To this day, that is one of the most intellectually chickenshit positions I have ever come across in my life.

I don’t listen to this sort of conversation often, which means I haven’t heard this sort of thing often. And (of course!) it’s not from literally everyone who says they like to “shut up and calculate”. But the two are definitely correlated strong enough that even that phrase – which is potentially innocuous on its own – still sets my teeth on edge.
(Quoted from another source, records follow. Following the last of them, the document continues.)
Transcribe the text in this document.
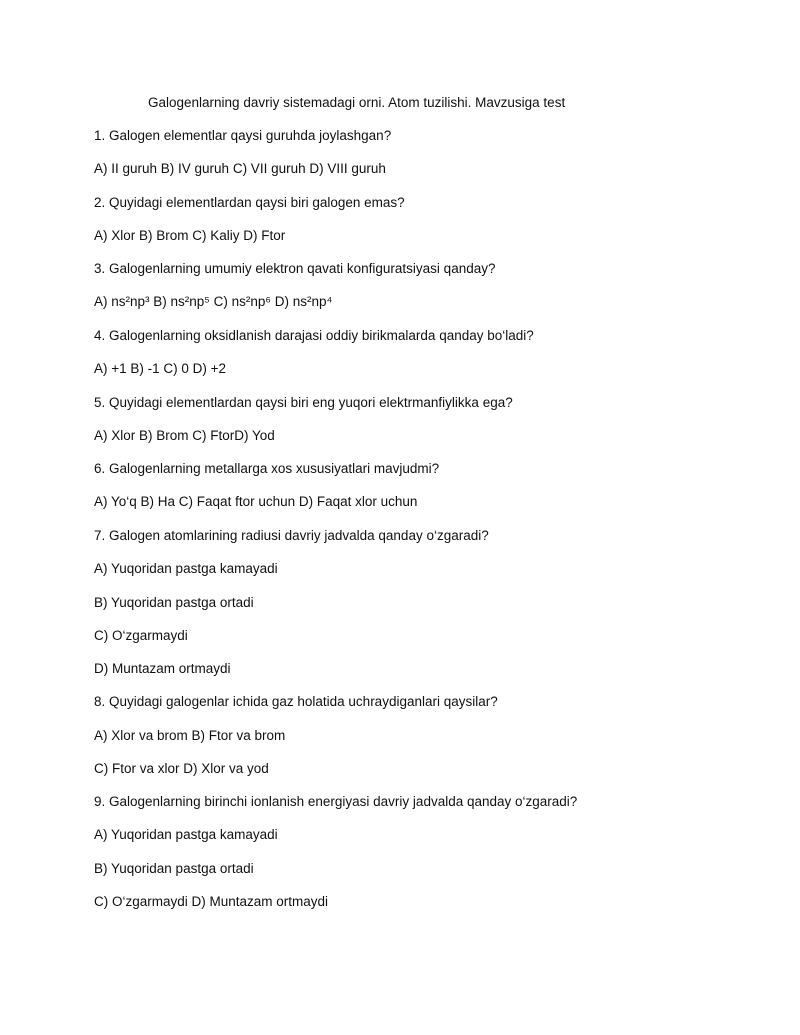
Galogenlarning davriy sistemadagi orni. Atom tuzilishi. Mavzusiga test
1. Galogen elementlar qaysi guruhda joylashgan?
A) II guruh B) IV guruh C) VII guruh D) VIII guruh
2. Quyidagi elementlardan qaysi biri galogen emas?
A) Xlor B) Brom C) Kaliy D) Ftor
3. Galogenlarning umumiy elektron qavati konfiguratsiyasi qanday?
A) ns²np³ B) ns²np⁵ C) ns²np⁶ D) ns²np⁴
4. Galogenlarning oksidlanish darajasi oddiy birikmalarda qanday bo‘ladi?
A) +1 B) -1 C) 0 D) +2
5. Quyidagi elementlardan qaysi biri eng yuqori elektrmanfiylikka ega?
A) Xlor B) Brom C) FtorD) Yod
6. Galogenlarning metallarga xos xususiyatlari mavjudmi?
A) Yo‘q B) Ha C) Faqat ftor uchun D) Faqat xlor uchun
7. Galogen atomlarining radiusi davriy jadvalda qanday o‘zgaradi?
A) Yuqoridan pastga kamayadi
B) Yuqoridan pastga ortadi
C) O‘zgarmaydi
D) Muntazam ortmaydi
8. Quyidagi galogenlar ichida gaz holatida uchraydiganlari qaysilar?
A) Xlor va brom B) Ftor va brom
C) Ftor va xlor D) Xlor va yod
9. Galogenlarning birinchi ionlanish energiyasi davriy jadvalda qanday o‘zgaradi?
A) Yuqoridan pastga kamayadi
B) Yuqoridan pastga ortadi
C) O‘zgarmaydi D) Muntazam ortmaydi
It makes perfect sense for scientists to focus on the kinds of questions that they can share with the rest of the scientific community. In that case, something like which interpretation is true is not “scientific” precisely because the result of an unethical experiment could not be repeated by others across the world to confirm it. That’s a perfectly acceptable definition of science. (Not mine, but fine.) It’s not that these people aren’t interested in the question, or that they don’t think it’s important. Not at all. It’s that they think the question lies outside their profession as they practice it. “Shut up and calculate” makes a certain sense in that context.

But to add on top of that that they don’t even care about the question, well, there is a huge difference there.

I would hope that all of my points relating to the bare definition of determinism is clear.

I definitely made a big mistake leaving that topic and trying to discuss whether this particular world is deterministic.

For the record, I think yours are consistently the best posts in these sorts of threads.